Hacker News new | ask | show | jobs
by landric 1212 days ago
I _had_ no good answer for the Google News result until you prompted me to Inspect source just now...

I'm basically scanning for <a> tags and searching the text within. Doing a Google News inspect, it appears that their links actually have no text, but are sibling elements of an <h#> tag. So, I need to figure out how to parse that correctly...

1 comments

> Doing a Google News inspect, it appears that their links actually have no text, but are sibling elements of an <h#> tag. So, I need to figure out how to parse that correctly...

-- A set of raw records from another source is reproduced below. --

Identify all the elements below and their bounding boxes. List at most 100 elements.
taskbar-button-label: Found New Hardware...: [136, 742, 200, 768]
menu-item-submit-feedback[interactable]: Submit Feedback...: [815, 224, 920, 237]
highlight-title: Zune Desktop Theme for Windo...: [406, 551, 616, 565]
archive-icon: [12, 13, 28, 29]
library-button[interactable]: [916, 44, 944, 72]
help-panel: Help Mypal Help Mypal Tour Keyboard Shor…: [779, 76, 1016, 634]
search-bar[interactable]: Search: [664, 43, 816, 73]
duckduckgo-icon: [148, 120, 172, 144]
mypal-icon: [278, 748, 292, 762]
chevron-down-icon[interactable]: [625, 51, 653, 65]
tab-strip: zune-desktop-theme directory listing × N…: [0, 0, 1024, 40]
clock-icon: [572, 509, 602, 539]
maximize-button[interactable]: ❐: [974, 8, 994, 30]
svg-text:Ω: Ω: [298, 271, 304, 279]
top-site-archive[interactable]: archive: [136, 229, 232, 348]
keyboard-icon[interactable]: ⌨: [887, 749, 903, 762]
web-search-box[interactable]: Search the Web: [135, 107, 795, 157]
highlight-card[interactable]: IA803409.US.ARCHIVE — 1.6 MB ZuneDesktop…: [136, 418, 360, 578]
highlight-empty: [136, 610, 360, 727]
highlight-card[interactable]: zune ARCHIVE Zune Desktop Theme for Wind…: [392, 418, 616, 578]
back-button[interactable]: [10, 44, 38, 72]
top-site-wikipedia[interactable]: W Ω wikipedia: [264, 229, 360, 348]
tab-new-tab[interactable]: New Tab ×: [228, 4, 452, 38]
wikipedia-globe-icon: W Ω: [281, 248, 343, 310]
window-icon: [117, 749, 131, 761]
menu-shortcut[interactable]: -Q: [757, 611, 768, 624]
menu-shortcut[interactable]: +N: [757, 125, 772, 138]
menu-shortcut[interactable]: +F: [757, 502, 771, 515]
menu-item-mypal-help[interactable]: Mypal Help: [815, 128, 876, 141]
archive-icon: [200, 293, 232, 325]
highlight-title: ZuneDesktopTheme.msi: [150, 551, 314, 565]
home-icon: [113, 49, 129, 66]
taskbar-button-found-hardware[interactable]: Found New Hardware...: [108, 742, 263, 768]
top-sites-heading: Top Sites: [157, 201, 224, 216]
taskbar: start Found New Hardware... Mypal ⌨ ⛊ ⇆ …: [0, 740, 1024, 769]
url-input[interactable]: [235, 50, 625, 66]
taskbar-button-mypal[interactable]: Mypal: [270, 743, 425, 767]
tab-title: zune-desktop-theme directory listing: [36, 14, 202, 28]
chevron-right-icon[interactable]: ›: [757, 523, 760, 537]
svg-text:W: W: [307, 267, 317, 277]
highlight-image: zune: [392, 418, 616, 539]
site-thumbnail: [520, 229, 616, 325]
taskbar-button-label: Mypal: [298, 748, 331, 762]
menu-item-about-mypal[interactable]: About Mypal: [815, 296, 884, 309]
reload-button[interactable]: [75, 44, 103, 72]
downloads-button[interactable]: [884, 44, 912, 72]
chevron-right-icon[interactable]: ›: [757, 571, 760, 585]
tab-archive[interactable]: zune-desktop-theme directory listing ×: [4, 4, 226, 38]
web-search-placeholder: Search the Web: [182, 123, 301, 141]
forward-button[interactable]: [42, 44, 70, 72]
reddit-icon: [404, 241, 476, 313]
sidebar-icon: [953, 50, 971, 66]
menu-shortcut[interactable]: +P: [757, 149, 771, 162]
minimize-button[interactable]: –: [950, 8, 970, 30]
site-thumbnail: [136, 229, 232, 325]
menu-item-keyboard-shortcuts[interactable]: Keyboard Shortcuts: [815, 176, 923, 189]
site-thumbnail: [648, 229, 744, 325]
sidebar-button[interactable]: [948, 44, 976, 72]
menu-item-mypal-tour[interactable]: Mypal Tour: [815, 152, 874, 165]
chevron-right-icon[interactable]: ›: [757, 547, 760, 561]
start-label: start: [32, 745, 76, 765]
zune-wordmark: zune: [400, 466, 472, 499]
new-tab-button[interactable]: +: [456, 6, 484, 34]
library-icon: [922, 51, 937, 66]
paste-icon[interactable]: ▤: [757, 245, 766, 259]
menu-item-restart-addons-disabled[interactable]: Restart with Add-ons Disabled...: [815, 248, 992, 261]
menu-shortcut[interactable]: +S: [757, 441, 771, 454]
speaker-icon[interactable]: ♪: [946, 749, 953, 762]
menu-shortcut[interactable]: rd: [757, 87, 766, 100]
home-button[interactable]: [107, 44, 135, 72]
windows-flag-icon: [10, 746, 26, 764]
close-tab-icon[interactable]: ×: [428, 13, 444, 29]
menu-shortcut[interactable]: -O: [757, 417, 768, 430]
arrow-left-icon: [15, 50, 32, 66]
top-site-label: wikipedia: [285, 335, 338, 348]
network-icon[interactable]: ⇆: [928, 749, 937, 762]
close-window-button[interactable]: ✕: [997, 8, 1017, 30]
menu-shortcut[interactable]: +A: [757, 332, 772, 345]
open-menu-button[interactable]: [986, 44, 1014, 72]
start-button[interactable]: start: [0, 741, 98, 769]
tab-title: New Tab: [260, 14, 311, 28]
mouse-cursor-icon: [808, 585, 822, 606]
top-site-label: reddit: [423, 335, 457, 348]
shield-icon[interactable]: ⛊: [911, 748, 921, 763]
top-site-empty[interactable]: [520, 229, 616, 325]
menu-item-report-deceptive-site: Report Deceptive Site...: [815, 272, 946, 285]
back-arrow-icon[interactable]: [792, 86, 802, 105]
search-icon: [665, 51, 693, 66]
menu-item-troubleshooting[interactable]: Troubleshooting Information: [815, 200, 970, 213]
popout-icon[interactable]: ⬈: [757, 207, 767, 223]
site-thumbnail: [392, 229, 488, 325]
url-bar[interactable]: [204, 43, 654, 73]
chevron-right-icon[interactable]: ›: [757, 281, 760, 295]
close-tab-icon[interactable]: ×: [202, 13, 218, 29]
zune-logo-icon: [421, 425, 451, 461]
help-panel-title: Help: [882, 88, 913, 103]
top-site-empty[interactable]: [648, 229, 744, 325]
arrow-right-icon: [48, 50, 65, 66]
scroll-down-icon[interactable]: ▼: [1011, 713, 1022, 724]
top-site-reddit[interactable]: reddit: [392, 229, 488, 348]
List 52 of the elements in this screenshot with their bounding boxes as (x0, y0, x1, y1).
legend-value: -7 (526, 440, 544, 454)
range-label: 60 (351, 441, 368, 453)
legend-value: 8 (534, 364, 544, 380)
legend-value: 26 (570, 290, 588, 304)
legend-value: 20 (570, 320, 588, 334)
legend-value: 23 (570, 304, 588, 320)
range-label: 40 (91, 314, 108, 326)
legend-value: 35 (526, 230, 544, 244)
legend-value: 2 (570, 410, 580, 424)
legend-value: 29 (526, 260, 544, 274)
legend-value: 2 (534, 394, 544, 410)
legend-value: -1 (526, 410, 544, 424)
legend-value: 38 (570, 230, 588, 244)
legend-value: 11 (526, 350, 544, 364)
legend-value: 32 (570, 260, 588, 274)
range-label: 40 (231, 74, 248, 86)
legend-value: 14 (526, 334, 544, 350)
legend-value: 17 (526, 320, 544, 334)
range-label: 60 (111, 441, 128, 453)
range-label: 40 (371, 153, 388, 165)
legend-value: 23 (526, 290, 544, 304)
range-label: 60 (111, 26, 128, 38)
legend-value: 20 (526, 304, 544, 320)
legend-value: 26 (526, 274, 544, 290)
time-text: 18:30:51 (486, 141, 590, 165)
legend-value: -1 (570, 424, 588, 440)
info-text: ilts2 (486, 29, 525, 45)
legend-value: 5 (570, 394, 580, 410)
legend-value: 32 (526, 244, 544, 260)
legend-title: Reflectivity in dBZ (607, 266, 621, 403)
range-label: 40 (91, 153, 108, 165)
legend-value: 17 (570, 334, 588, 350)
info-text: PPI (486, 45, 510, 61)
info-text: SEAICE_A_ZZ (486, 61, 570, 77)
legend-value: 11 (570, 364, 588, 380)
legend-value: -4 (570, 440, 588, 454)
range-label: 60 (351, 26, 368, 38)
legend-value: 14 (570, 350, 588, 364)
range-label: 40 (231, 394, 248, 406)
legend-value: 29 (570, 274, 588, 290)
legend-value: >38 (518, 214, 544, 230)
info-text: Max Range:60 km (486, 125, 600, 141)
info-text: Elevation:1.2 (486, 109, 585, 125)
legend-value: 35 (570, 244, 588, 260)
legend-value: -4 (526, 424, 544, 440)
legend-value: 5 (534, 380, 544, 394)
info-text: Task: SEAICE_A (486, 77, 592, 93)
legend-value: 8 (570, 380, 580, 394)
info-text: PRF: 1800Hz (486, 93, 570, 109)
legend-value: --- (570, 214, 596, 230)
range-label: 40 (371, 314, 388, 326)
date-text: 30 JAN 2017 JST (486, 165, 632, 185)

I just checked Google News myself, and you are correct that the sibling <h#> tag has the text. However, the <a> tag with the link has it too, but as a prop instead of being nested inside. Unless I am mistaken about the use case of that prop here, you can just extract the text from the aria-label property of the <a> tag.

And in case you want to proceed with parsing text from the sibling <h#> tag instead, you can just get the list of the parent <article> tag children nodes (yourAnchorTagNode.parentNode.parentNode.children; had to do a double .parentNode, because the <a> tag is wrapped in a singular <div> tag) and then search for the only <h#> tag there. That will be your target tag with the text.

Yep, that's right.

I was _hoping_ to get away with the same xml-parsing for each site, but I guess I'll need to customize

Practically speaking, you might actually sorta get away with it by using a single if-check, as long as you go with the aria-label approach instead of the <h#> sibling node search.

My logic is that it is very unlikely that another website will copy over the exact html layout of Google News, so the <h#> is only going to work there. But I bet that Google News is far from the only website that has the article title text inside the aria-label prop in the <a> tag.

So you can cover a heavy majority of websites you care about (if not all of them) by just checking both the inner text and (in case the inner text is absent) the aria-label prop. No need for any custom logic implemented just for Google News, as it would likely solve this issue for a lot of other sources.